Völlig entspannt erreiche ich nach ausgiebigen Foto-Pausen
die Kammstraße, der ich nun bis unterhalb des Grand Ballon folge,
was bei Seitenwind in Sturmstärke eine unerwartet große Herausforderung
darstellt. Die letzten paar Höhenmeter zum höchsten aller Vogesen-Gipfel
wären ohne Orkanböen problemlos zu fahren, aber bei derartigen Bedingungen
werde ich zum Spektakel wider Willen für die paar Dutzend Urlauber,
die sich um diese Jahreszeit noch im Auto oder mit Bussen an diesen
in Vogesenmaßstäben für den Massentourismus ausgelegten Ort verirren.

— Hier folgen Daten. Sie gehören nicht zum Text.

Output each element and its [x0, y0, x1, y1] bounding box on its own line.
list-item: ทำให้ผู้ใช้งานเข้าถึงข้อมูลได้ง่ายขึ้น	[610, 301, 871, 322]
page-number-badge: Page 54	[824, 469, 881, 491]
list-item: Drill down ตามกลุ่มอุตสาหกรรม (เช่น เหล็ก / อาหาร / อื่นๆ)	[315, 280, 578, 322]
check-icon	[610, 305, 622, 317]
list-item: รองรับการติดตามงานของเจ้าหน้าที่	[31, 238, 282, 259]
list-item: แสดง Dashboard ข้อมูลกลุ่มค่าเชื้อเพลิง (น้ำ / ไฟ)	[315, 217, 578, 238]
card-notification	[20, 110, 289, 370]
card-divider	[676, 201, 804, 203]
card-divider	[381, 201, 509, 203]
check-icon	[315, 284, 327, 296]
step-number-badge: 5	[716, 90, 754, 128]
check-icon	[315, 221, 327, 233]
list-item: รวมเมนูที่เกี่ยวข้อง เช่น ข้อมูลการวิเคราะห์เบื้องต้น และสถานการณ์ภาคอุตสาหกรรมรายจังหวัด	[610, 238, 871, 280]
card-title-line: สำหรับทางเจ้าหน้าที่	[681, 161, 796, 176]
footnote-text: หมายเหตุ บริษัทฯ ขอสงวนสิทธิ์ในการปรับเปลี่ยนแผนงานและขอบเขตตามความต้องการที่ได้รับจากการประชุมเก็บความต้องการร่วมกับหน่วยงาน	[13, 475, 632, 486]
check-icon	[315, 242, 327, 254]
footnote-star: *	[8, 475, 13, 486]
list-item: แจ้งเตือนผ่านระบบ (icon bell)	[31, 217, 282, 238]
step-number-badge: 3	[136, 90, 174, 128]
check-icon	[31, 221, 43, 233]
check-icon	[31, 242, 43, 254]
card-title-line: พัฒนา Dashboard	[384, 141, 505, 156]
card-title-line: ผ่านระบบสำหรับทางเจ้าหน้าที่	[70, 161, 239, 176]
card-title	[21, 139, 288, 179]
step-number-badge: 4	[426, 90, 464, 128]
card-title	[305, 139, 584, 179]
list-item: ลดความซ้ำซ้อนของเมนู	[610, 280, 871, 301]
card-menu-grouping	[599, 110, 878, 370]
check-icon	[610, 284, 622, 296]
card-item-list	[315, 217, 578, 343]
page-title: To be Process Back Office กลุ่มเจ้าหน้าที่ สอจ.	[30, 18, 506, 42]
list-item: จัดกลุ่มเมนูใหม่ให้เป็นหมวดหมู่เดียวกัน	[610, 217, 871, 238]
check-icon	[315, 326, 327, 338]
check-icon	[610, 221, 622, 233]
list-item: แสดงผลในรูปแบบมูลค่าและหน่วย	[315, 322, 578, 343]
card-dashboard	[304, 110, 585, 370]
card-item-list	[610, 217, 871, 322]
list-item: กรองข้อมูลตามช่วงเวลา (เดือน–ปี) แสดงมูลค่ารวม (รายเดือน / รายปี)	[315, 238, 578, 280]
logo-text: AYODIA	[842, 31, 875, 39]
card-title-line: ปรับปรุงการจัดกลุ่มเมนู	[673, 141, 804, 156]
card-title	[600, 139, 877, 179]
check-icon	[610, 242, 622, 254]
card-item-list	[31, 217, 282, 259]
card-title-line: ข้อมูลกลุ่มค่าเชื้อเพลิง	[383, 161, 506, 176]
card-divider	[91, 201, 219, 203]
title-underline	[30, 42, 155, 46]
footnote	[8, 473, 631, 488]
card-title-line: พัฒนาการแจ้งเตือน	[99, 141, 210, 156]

Nach einem zweiten Frühstück im Restaurant au Vue
des Alpes zumindest heute ein leeres Versprechen rolle
ich ein Stück auf der Straße zurück und biege dann auf einen holprigen
Wirtschaftsweg in Richtung Col de Judenhut ab. Der Weg wird immer
schlechter und steiler, aber die Abfahrt durch den wildromantischen
Wald bei ausnahmsweise prächtigem Wetter macht dennoch enorm Spaß.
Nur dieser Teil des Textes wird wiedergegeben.